Correios diz que durante greve 85% dos trabalhadores estão trabalhando na Paraíba

Os trabalhadores agravaram contra a decisão, mas aguardam decisão (
Levantamento realizado nesta segunda-feira (2) pelos Correios e Telégrafos dá conta que 85,4% dos empregados (1.280) estão trabalhando normalmente em todo o estado da Paraíba. Em decisão liminar, o Tribunal Superior do Trabalho (TST) determinou que as federações sindicais assegurem um contingente mínimo de 80% dos trabalhadores em cada setor/unidade, sob pena de multa diária de R$ 100 mil em caso de descumprimento.
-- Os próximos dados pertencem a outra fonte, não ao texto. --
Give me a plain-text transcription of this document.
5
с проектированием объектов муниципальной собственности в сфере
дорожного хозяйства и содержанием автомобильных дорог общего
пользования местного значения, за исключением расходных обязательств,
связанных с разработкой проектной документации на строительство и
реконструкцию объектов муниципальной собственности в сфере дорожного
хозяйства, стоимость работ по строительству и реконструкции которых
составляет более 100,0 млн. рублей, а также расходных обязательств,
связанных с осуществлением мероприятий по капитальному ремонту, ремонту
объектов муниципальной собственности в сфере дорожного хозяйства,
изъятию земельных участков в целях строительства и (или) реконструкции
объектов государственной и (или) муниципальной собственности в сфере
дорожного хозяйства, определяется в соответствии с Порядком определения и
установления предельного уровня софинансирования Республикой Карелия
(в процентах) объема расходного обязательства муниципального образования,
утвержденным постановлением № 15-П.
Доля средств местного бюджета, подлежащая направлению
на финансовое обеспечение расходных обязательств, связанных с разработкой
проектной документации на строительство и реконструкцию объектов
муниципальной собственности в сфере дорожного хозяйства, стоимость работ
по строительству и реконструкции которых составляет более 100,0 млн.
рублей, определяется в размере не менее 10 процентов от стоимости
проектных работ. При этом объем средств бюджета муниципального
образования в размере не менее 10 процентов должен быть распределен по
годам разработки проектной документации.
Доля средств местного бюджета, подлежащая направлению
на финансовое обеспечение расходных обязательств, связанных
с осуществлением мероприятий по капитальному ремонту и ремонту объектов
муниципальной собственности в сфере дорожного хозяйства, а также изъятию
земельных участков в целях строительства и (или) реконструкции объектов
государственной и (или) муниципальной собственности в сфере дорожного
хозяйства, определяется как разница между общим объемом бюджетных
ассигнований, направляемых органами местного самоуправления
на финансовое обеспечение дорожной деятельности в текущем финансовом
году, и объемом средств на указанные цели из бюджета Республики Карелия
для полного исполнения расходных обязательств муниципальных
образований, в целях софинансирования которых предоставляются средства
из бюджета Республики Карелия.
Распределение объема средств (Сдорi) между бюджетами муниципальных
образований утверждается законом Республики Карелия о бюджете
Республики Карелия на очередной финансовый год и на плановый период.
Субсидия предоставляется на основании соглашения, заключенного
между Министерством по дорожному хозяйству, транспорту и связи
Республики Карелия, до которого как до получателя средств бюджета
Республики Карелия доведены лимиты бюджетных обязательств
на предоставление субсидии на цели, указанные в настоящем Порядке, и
Mesmo assim, a greve continua, disse um dos diretores do sindicato na Paraíba, Emanuel de Souza. "Vamos realizar nossa assembleia agora, às 17h, mas o encaminhamento é de continuidade da greve , e aguardamos um posicionamento do TST no sentido de chamar os trabalhadores para uma audiência de conciliação. Entendemos que não estamos numa ditadura militar", disse Emanuel, um dos diretores do Sindicato dos Trabalhadores em Correios e Telégrafos da Paraíba (Sintect-PB).

Apesar da empresa alegar baixo índice de adesão à greve , tem havido falhas na operacionalização junto a unidades judiciárias. Questionada sobre o problema, a empresa Correios e Telégrafos afirmou que a área operacional da empresa irá tomar providências com a designação de um empregado para realizar a coleta de correspondências do Tribunal de Justiça da Paraíba e demais órgãos da justiça. "Evidentemente, tais esforços estão sob regime contingencial,  portanto, só haverá a completa regularização dos serviços quando todo os empregados em greve retornarem ao trabalho", diz a empresa. "Eles alegam que têm esse percentual todo, mas assim eles teriam todas as condições para montar um operativo e fazer essas coletas, não sei por que não fazem, pois tem um bom número de trabalhadores que não aderiram à greve ", disse o diretor do Sintect-PB.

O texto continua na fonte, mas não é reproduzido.